Ziya Hurşit’in Trabzon Mebusu şehit Ali Şükrü Bey’in cenazesini
Ankara’dan Trabzon’a getiren Milletvekilleri içerisinde bulunduğunu belirtelim.
Ali Şükrü Bey’in 27 Mart 1923’te
öldürülmesinden 3 yıl sonra Reis-i Cumhur Mustafa Kemal’e 15 Haziran 1926
tarihinde “İzmir Suikasti” adı verilen yapılması planlanan suikast girişimi
güya fiiliyata geçirilmeden engellenmiştir.

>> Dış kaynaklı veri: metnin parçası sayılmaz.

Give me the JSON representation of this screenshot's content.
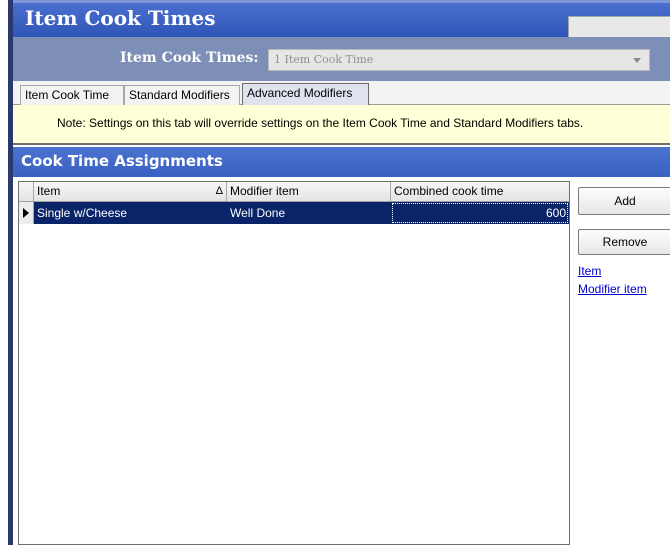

Mustafa Kemal henüz Balıkesir’deyken İzmir’de yapılacağı
ihbar edilen suikast teşebbüsü üzerine Cumhuriyet döneminin ilk muhalefet partisi
olan Terakkiperver Fırkaya mensup milletvekilleri, içlerinde Kazım Karabekir,
Ali Fuat, Dadaş Rüştü ve Refet Paşalar olmak üzere tevkif edildi.
Harp içinde asker firarilerini
yargılamak üzere kurulan İstiklal mahkemeleri, bilindiği gibi, daha sonra sivil
davalara da bakmaya başlamıştı. Milletvekillerinden oluşan mahkemelerin en
şöhretlisi Afyon mebusu Kel Ali’nin başkanlığını yaptığı mahkeme idi. Mahkemede
şahit dinlenmez, kararlara itiraz edilemez, verilen hüküm hemen infaz edilirdi.

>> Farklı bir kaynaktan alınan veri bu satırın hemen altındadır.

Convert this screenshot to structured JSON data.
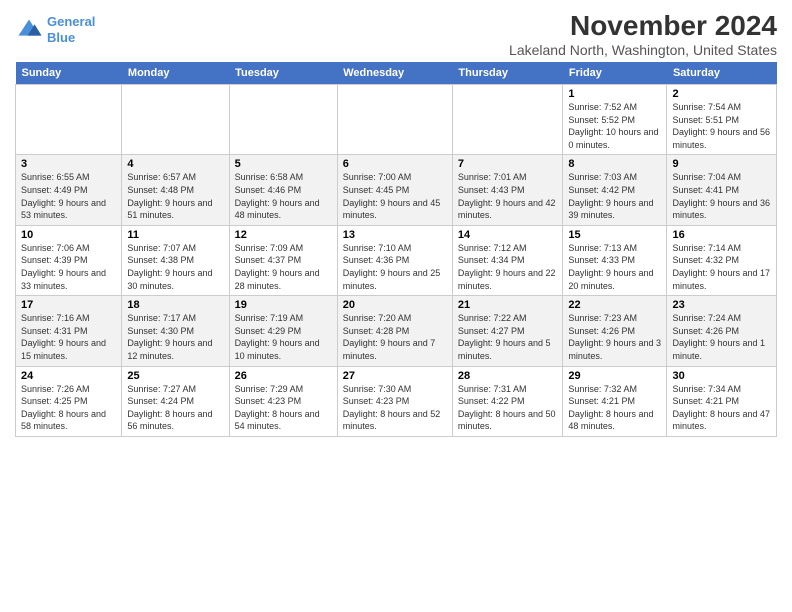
{
  "logo": {
    "line1": "General",
    "line2": "Blue"
  },
  "title": "November 2024",
  "subtitle": "Lakeland North, Washington, United States",
  "days_of_week": [
    "Sunday",
    "Monday",
    "Tuesday",
    "Wednesday",
    "Thursday",
    "Friday",
    "Saturday"
  ],
  "weeks": [
    [
      {
        "day": "",
        "info": ""
      },
      {
        "day": "",
        "info": ""
      },
      {
        "day": "",
        "info": ""
      },
      {
        "day": "",
        "info": ""
      },
      {
        "day": "",
        "info": ""
      },
      {
        "day": "1",
        "info": "Sunrise: 7:52 AM\nSunset: 5:52 PM\nDaylight: 10 hours and 0 minutes."
      },
      {
        "day": "2",
        "info": "Sunrise: 7:54 AM\nSunset: 5:51 PM\nDaylight: 9 hours and 56 minutes."
      }
    ],
    [
      {
        "day": "3",
        "info": "Sunrise: 6:55 AM\nSunset: 4:49 PM\nDaylight: 9 hours and 53 minutes."
      },
      {
        "day": "4",
        "info": "Sunrise: 6:57 AM\nSunset: 4:48 PM\nDaylight: 9 hours and 51 minutes."
      },
      {
        "day": "5",
        "info": "Sunrise: 6:58 AM\nSunset: 4:46 PM\nDaylight: 9 hours and 48 minutes."
      },
      {
        "day": "6",
        "info": "Sunrise: 7:00 AM\nSunset: 4:45 PM\nDaylight: 9 hours and 45 minutes."
      },
      {
        "day": "7",
        "info": "Sunrise: 7:01 AM\nSunset: 4:43 PM\nDaylight: 9 hours and 42 minutes."
      },
      {
        "day": "8",
        "info": "Sunrise: 7:03 AM\nSunset: 4:42 PM\nDaylight: 9 hours and 39 minutes."
      },
      {
        "day": "9",
        "info": "Sunrise: 7:04 AM\nSunset: 4:41 PM\nDaylight: 9 hours and 36 minutes."
      }
    ],
    [
      {
        "day": "10",
        "info": "Sunrise: 7:06 AM\nSunset: 4:39 PM\nDaylight: 9 hours and 33 minutes."
      },
      {
        "day": "11",
        "info": "Sunrise: 7:07 AM\nSunset: 4:38 PM\nDaylight: 9 hours and 30 minutes."
      },
      {
        "day": "12",
        "info": "Sunrise: 7:09 AM\nSunset: 4:37 PM\nDaylight: 9 hours and 28 minutes."
      },
      {
        "day": "13",
        "info": "Sunrise: 7:10 AM\nSunset: 4:36 PM\nDaylight: 9 hours and 25 minutes."
      },
      {
        "day": "14",
        "info": "Sunrise: 7:12 AM\nSunset: 4:34 PM\nDaylight: 9 hours and 22 minutes."
      },
      {
        "day": "15",
        "info": "Sunrise: 7:13 AM\nSunset: 4:33 PM\nDaylight: 9 hours and 20 minutes."
      },
      {
        "day": "16",
        "info": "Sunrise: 7:14 AM\nSunset: 4:32 PM\nDaylight: 9 hours and 17 minutes."
      }
    ],
    [
      {
        "day": "17",
        "info": "Sunrise: 7:16 AM\nSunset: 4:31 PM\nDaylight: 9 hours and 15 minutes."
      },
      {
        "day": "18",
        "info": "Sunrise: 7:17 AM\nSunset: 4:30 PM\nDaylight: 9 hours and 12 minutes."
      },
      {
        "day": "19",
        "info": "Sunrise: 7:19 AM\nSunset: 4:29 PM\nDaylight: 9 hours and 10 minutes."
      },
      {
        "day": "20",
        "info": "Sunrise: 7:20 AM\nSunset: 4:28 PM\nDaylight: 9 hours and 7 minutes."
      },
      {
        "day": "21",
        "info": "Sunrise: 7:22 AM\nSunset: 4:27 PM\nDaylight: 9 hours and 5 minutes."
      },
      {
        "day": "22",
        "info": "Sunrise: 7:23 AM\nSunset: 4:26 PM\nDaylight: 9 hours and 3 minutes."
      },
      {
        "day": "23",
        "info": "Sunrise: 7:24 AM\nSunset: 4:26 PM\nDaylight: 9 hours and 1 minute."
      }
    ],
    [
      {
        "day": "24",
        "info": "Sunrise: 7:26 AM\nSunset: 4:25 PM\nDaylight: 8 hours and 58 minutes."
      },
      {
        "day": "25",
        "info": "Sunrise: 7:27 AM\nSunset: 4:24 PM\nDaylight: 8 hours and 56 minutes."
      },
      {
        "day": "26",
        "info": "Sunrise: 7:29 AM\nSunset: 4:23 PM\nDaylight: 8 hours and 54 minutes."
      },
      {
        "day": "27",
        "info": "Sunrise: 7:30 AM\nSunset: 4:23 PM\nDaylight: 8 hours and 52 minutes."
      },
      {
        "day": "28",
        "info": "Sunrise: 7:31 AM\nSunset: 4:22 PM\nDaylight: 8 hours and 50 minutes."
      },
      {
        "day": "29",
        "info": "Sunrise: 7:32 AM\nSunset: 4:21 PM\nDaylight: 8 hours and 48 minutes."
      },
      {
        "day": "30",
        "info": "Sunrise: 7:34 AM\nSunset: 4:21 PM\nDaylight: 8 hours and 47 minutes."
      }
    ]
  ]
}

İşte bu mahkeme tartışmalı bir kararla Ziya Hurşit ile birlikte aralarında
Trabzon Milletvekili Adalet eski bakanı Hafız Mehmet, Trabzon eski Valisi,
Maarif eski vekili İzmit Mebusu Şükrü Bey, Trabzon’da komutanlık ve vali vekilliği
yapan Milli Mücadele kahramanlarından Erzurum Mebusu Dadaş Rüştü Paşa olmak
üzere 6 milletvekili idam edildi. Bölgemize mensup milletvekillerinden Rahmi
Bey (Bedri Rahmi’nin babası), Ahmet Muhtar Bey (Nafia eski Nazırı), Kadirbeyoğlu
Zeki Bey ile Ziya Huşit’in ağabeyi Faik Bey ise beraat etti.
Bu bahane ile Maliye eski
bakanlarından Cavit Bey, İttihatçıların yöneticilerinden Dr. Nazım, Ankara Valisi
Abdülkadir, Yenibahçeli Nail gibi potansiyel muhaliflerin de bigünah idam edildiler.

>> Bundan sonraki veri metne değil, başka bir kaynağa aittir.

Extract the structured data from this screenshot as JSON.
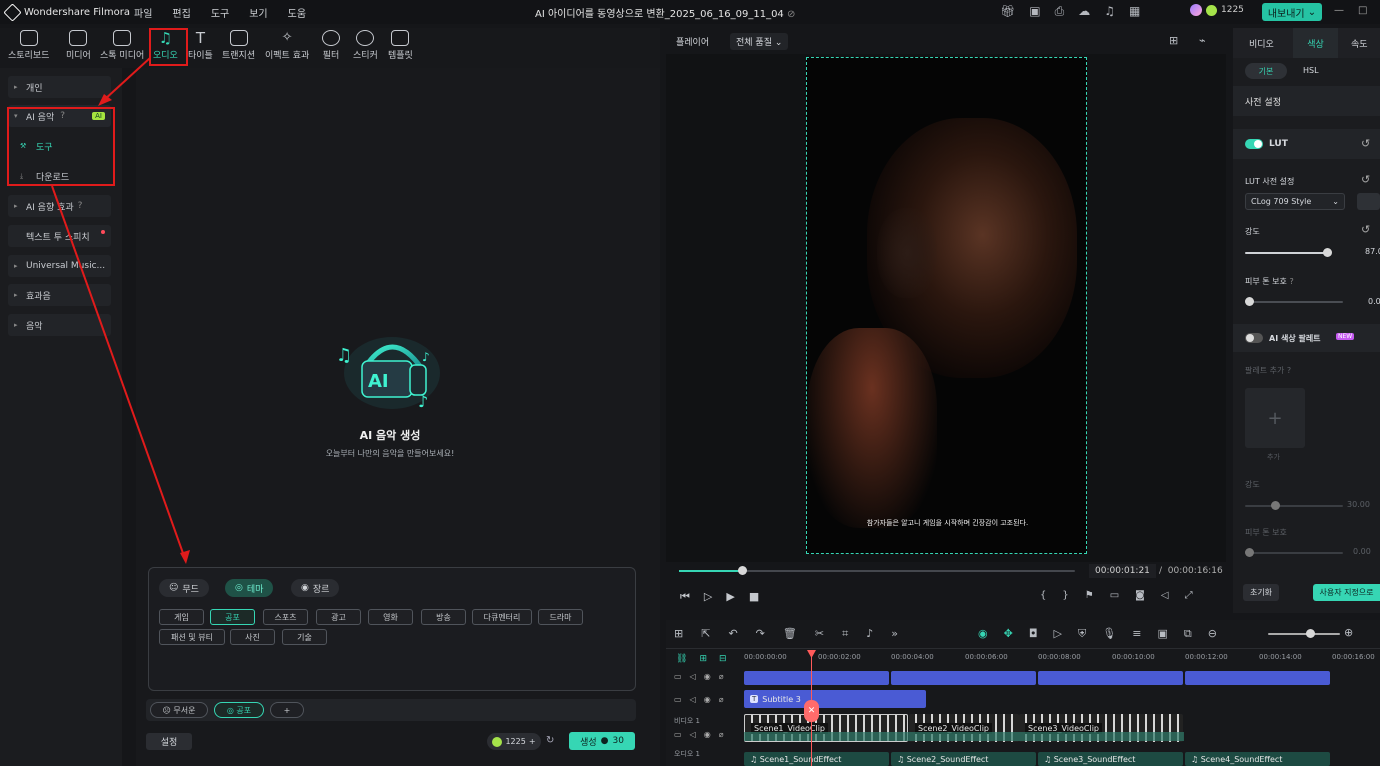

İlginçtir ki, erken cumhuriyet döneminde
muhalif kim varsa çeşitli şekillerde düzenlenen tertip, suikast, suçlama, mahkeme
vs. lerle saf dışı bırakılmıştır. Bir tarihçimizin ifadesiyle “Mustafa Kemal’e İzmir’de suikast yapılacağı
haberiyle başlayan tutuklamalar, ‘muhaliflerle nihai hesaplaşma’nın yolunu
açtı. İdamlardan kurtulan paşalardan kiminin siyasi hayatı ebediyen, kimininki
Mustafa Kemal’in ölümüne kadar sona erdi”.Lazistan Mebusu Ziya Hurşit de
Ali Şükrü Bey’in oluşturduğu İkinci Grub’a mensup bu muhaliflerden birisidir.
Niçin Ziya Hurşit’i söz konusu
ettik?
Geçtiğimiz hafta Atatürk’ün
Rize’ye gelişinin 89. Yıldönümü kutlamaları kapsamında Atatürk evi ziyaret ediliyor.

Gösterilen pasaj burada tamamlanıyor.